В 1983 году занесло нас всех в Германию.
Пригласил туда Эдуард Зеленин, на выставку русских художников в каком-то немецком городке, где жил его друг, говорящий по-русски. Человек этот и организовал выставку, и оплатил расходы, благо занимал солидную должность в местном банке.
Из Парижа позвал на вернисаж пяток художников – самого Эдика, Олега Шелковского, с его аккуратными композициями из окрашенных чурочек, художника Воробьёва и ещё пару других.
Выставка, помню, производила вялое впечатление. Экспонатов привезли немного, хотя картины Эдика понравились именитым горожанам.

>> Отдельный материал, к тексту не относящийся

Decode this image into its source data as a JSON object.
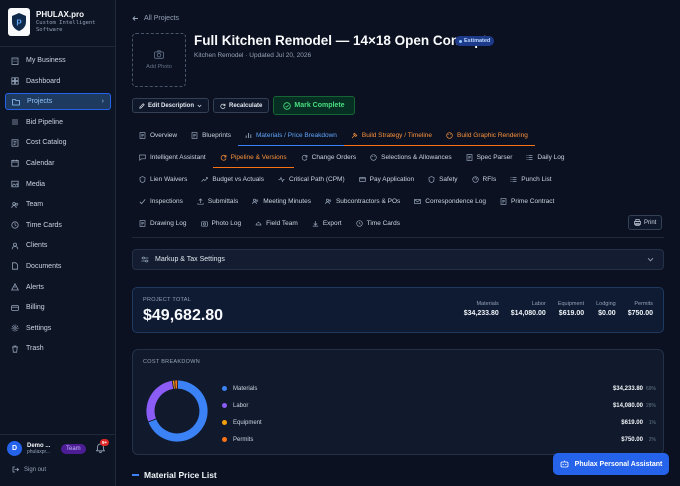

После вернисажа вся русская компания была доставлена на виллу друга-банкира, куда постепенно собрались и наиболее достойные, то есть денежные, посетители выставки.
Выпив, закусив и ещё раз выпив, художники устроили распродажу своих картин.
Мы с Некрасовым ходили от столика к столику, мычанием, знаками уговаривали немцев купить картины. Те осторожничали.
И нежданно-негаданно Виктор Платонович познакомился с немцем-сталинградцем!
Седовласый человек представился бывшим лётчиком-рекогносцировщиком, воевавшим в Сталинграде.
Что тут произошло! Вот так встреча! Объятия, клики, брудершафт!
Друг Эдика безотказно переводил бесконечные воспоминания обоих ветеранов, которые чуть ли не после каждой фразы пожимали друг другу руки, а в промежутках обнимались, хотя пили маловато для такой встречи.
Поездка совершена недаром! На обратном пути только и было разговору о немецком лётчике.